Mint terduduk di tanah. Kuburan dengan tanah liat basah, taburan bunga mawar, nisan yang tertulis nama Nina di sana. Mint baru melihat Nina hari ini tapi mengapa rasanya sudah lama sekali ia melihatnya? Apa maksud kata-katanya? Siapa Cindy? Kalau dipikir juga, ia sama sekali tidak ingat kenangan apapun di masa SMP. Mint menaruh seikat mawar putih di nisan berbahan keramik itu.
Keluarga Nina menolak untuk mengotopsi jenazah Nina. Biarkan menjadi rahasia dan takdir Tuhan katanya. Lalu Dina- ibunya Nina menatap Mint dalam seperti mengingat sesuatu. "Fotomu ada di papan tulis Nina." Akhirnya, Dina berbicara setelah lama menangis sambil berdoa.
"Nina menampung sendirian ingatan buruk tentang masa SMP nya. Bahkan dia jarang tidur karena sering mimpi buruk. Ia menangis dan menangis merasa tidak adil karena hanya dia yang digoreskan ingatan buruk tentang kalian." Ada Isak kecil di tengah ucapan Dina.
Tak terasa Mint merasa bersalah. "Maaf Bu, membiarkan Nina menanggung semua sendirian. Setelah mendapatkan ingatanku, Nina seharusnya tidak akan sendirian lagi."
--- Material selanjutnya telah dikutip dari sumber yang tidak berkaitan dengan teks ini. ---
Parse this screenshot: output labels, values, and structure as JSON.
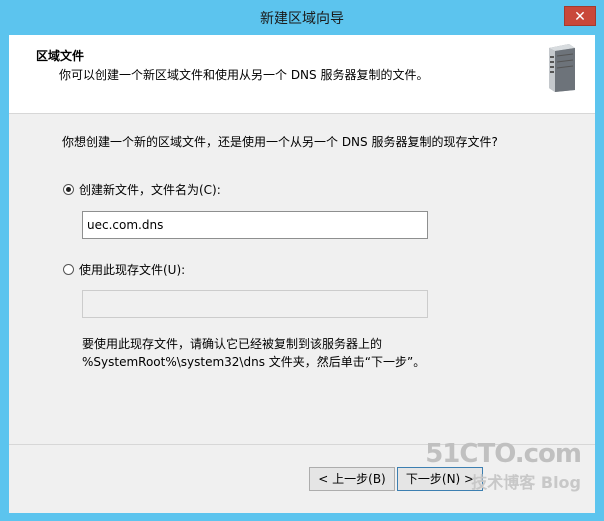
{
  "window": {
    "title": "新建区域向导",
    "close_label": "✕"
  },
  "header": {
    "title": "区域文件",
    "subtitle": "你可以创建一个新区域文件和使用从另一个 DNS 服务器复制的文件。",
    "icon": "server-icon"
  },
  "body": {
    "question": "你想创建一个新的区域文件，还是使用一个从另一个 DNS 服务器复制的现存文件?",
    "option_new": {
      "label": "创建新文件，文件名为(C):",
      "selected": true,
      "value": "uec.com.dns"
    },
    "option_existing": {
      "label": "使用此现存文件(U):",
      "selected": false,
      "value": ""
    },
    "note_line1": "要使用此现存文件，请确认它已经被复制到该服务器上的",
    "note_line2": "%SystemRoot%\\system32\\dns 文件夹，然后单击“下一步”。"
  },
  "buttons": {
    "back": "< 上一步(B)",
    "next": "下一步(N) >"
  },
  "watermark": {
    "line1": "51CTO.com",
    "line2": "技术博客 Blog"
  }
}
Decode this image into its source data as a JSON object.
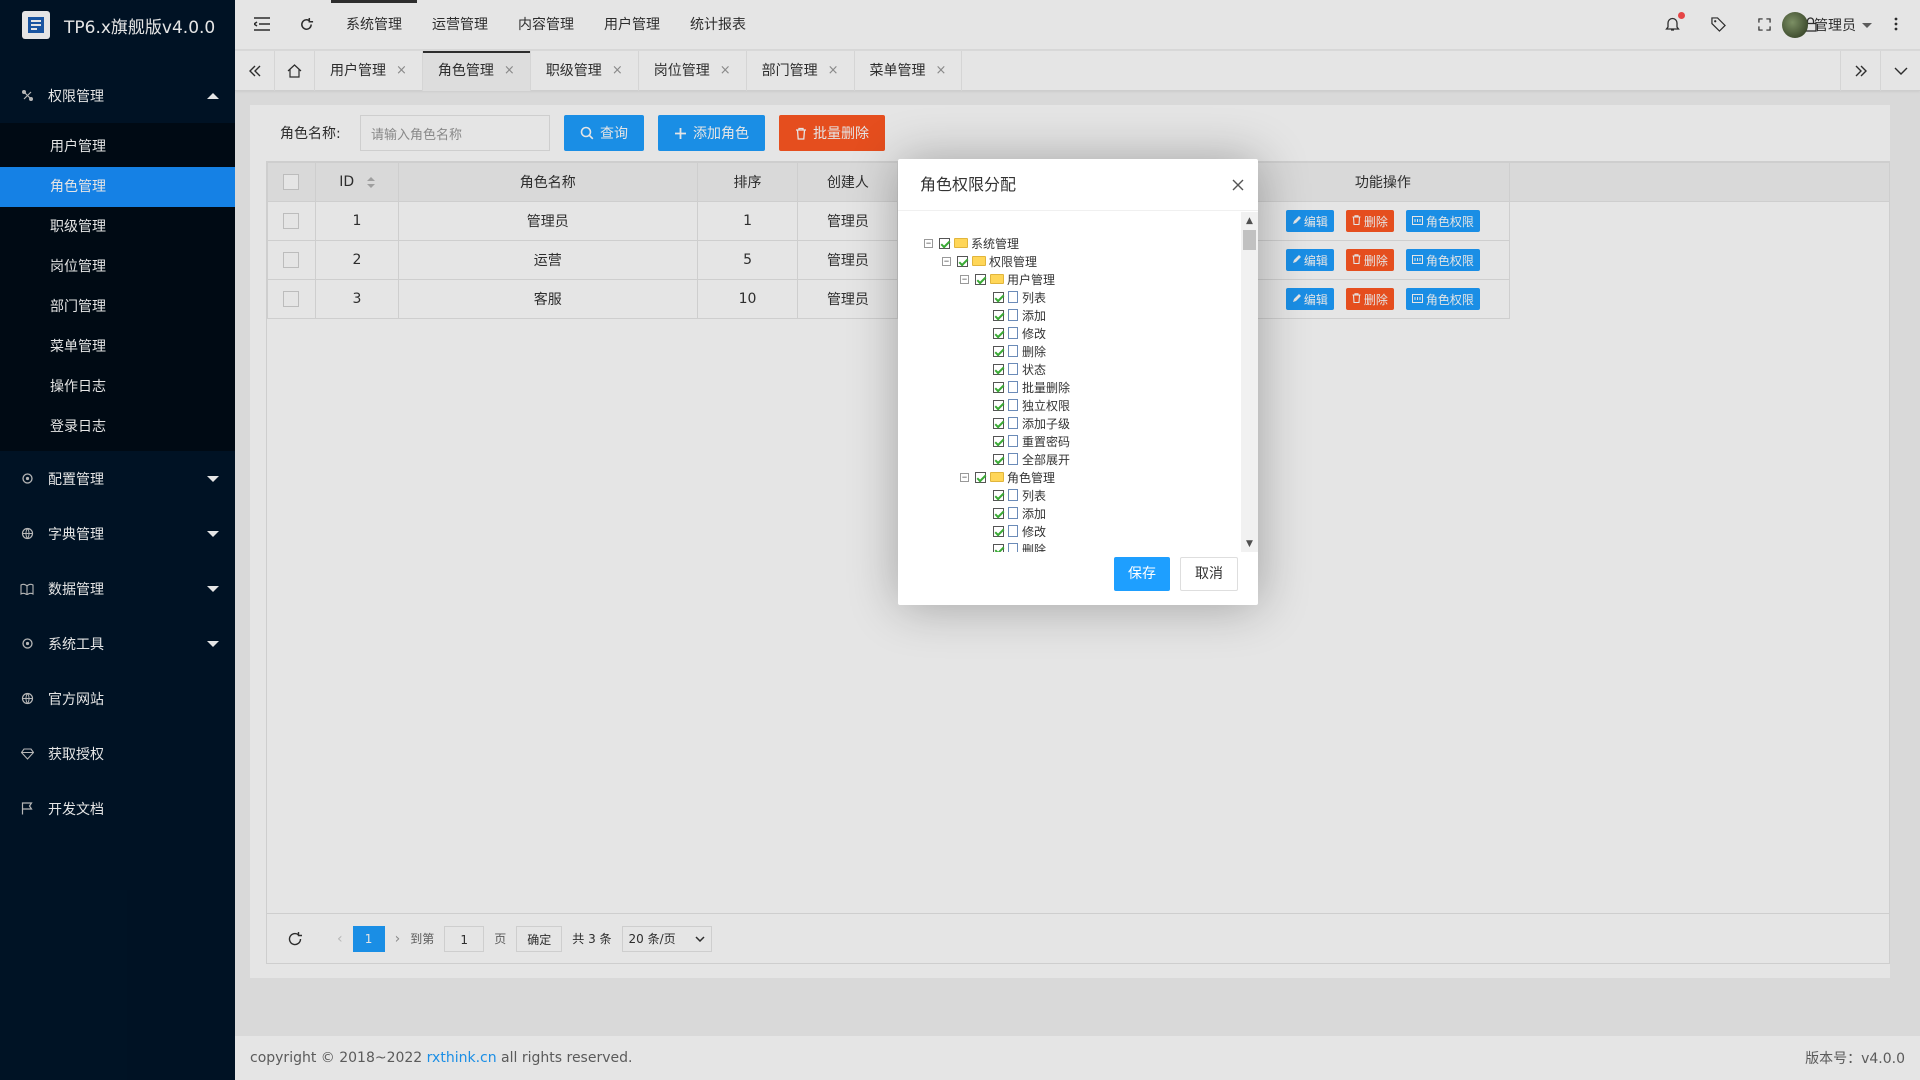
{
  "app": {
    "title": "TP6.x旗舰版v4.0.0"
  },
  "sidebar": {
    "groups": [
      {
        "label": "权限管理",
        "icon": "network-icon",
        "expanded": true,
        "items": [
          "用户管理",
          "角色管理",
          "职级管理",
          "岗位管理",
          "部门管理",
          "菜单管理",
          "操作日志",
          "登录日志"
        ],
        "active": "角色管理"
      },
      {
        "label": "配置管理",
        "icon": "gear-icon"
      },
      {
        "label": "字典管理",
        "icon": "globe-icon"
      },
      {
        "label": "数据管理",
        "icon": "book-icon"
      },
      {
        "label": "系统工具",
        "icon": "gear-icon"
      },
      {
        "label": "官方网站",
        "icon": "globe-icon"
      },
      {
        "label": "获取授权",
        "icon": "diamond-icon"
      },
      {
        "label": "开发文档",
        "icon": "flag-icon"
      }
    ]
  },
  "header": {
    "nav": [
      "系统管理",
      "运营管理",
      "内容管理",
      "用户管理",
      "统计报表"
    ],
    "active_nav": "系统管理",
    "user": "管理员"
  },
  "tabs": [
    {
      "label": "用户管理"
    },
    {
      "label": "角色管理",
      "active": true
    },
    {
      "label": "职级管理"
    },
    {
      "label": "岗位管理"
    },
    {
      "label": "部门管理"
    },
    {
      "label": "菜单管理"
    }
  ],
  "search": {
    "label": "角色名称:",
    "placeholder": "请输入角色名称",
    "query_label": "查询",
    "add_label": "添加角色",
    "batch_delete_label": "批量删除"
  },
  "table": {
    "columns": [
      "ID",
      "角色名称",
      "排序",
      "创建人",
      "功能操作"
    ],
    "rows": [
      {
        "id": "1",
        "name": "管理员",
        "sort": "1",
        "creator": "管理员"
      },
      {
        "id": "2",
        "name": "运营",
        "sort": "5",
        "creator": "管理员"
      },
      {
        "id": "3",
        "name": "客服",
        "sort": "10",
        "creator": "管理员"
      }
    ],
    "actions": {
      "edit": "编辑",
      "delete": "删除",
      "perm": "角色权限"
    }
  },
  "pager": {
    "current": "1",
    "goto_label": "到第",
    "goto_value": "1",
    "page_unit": "页",
    "confirm": "确定",
    "total": "共 3 条",
    "page_size": "20 条/页"
  },
  "modal": {
    "title": "角色权限分配",
    "tree": [
      {
        "level": 0,
        "label": "系统管理",
        "type": "folder"
      },
      {
        "level": 1,
        "label": "权限管理",
        "type": "folder"
      },
      {
        "level": 2,
        "label": "用户管理",
        "type": "folder"
      },
      {
        "level": 3,
        "label": "列表",
        "type": "file"
      },
      {
        "level": 3,
        "label": "添加",
        "type": "file"
      },
      {
        "level": 3,
        "label": "修改",
        "type": "file"
      },
      {
        "level": 3,
        "label": "删除",
        "type": "file"
      },
      {
        "level": 3,
        "label": "状态",
        "type": "file"
      },
      {
        "level": 3,
        "label": "批量删除",
        "type": "file"
      },
      {
        "level": 3,
        "label": "独立权限",
        "type": "file"
      },
      {
        "level": 3,
        "label": "添加子级",
        "type": "file"
      },
      {
        "level": 3,
        "label": "重置密码",
        "type": "file"
      },
      {
        "level": 3,
        "label": "全部展开",
        "type": "file"
      },
      {
        "level": 2,
        "label": "角色管理",
        "type": "folder"
      },
      {
        "level": 3,
        "label": "列表",
        "type": "file"
      },
      {
        "level": 3,
        "label": "添加",
        "type": "file"
      },
      {
        "level": 3,
        "label": "修改",
        "type": "file"
      },
      {
        "level": 3,
        "label": "删除",
        "type": "file"
      }
    ],
    "save": "保存",
    "cancel": "取消"
  },
  "footer": {
    "prefix": "copyright © 2018~2022",
    "link": "rxthink.cn",
    "suffix": "all rights reserved.",
    "version": "版本号：v4.0.0"
  },
  "colors": {
    "primary": "#1e9fff",
    "danger": "#ff5722",
    "sidebar": "#001529",
    "active": "#1890ff"
  }
}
Dina dan suaminya berdiri, begitu juga Mint. Lalu Dina memeluk Mint. Aroma sampo Dina tercium kuat. "Kamu harus menemui keluarga Cindy, karena keluarga itu hancur semenjak kejadian hari itu." Dina menyeka air matanya. "Saya yakin Nina sudah tidak merasakan sakit lagi. Mengembalikan ingatanmu adalah tugas kamu sekarang."
Dina melepas pelukannya lalu pulang bersama suaminya. Sementara Mint masih di posisi yang sama, menatap kuburan Nina dengan pikiran penuh tanda tanya. Apakah ingatannya akan cepat kembali sebelum ia tidak bisa mengingat lagi?
Mint berjalan keluar pemakaman. Tatapannya ia lempar ke jalan berumput hijau. Hijaunya rumput itu seketika berubah merah. Lagi-lagi Mint mimisan. Ia bergetar, dadanya sakit seperti tertindih sesuatu. Mata buramnya menatap telapak tangan yang menguning. Kepala terasa ditusuk berkali-kali.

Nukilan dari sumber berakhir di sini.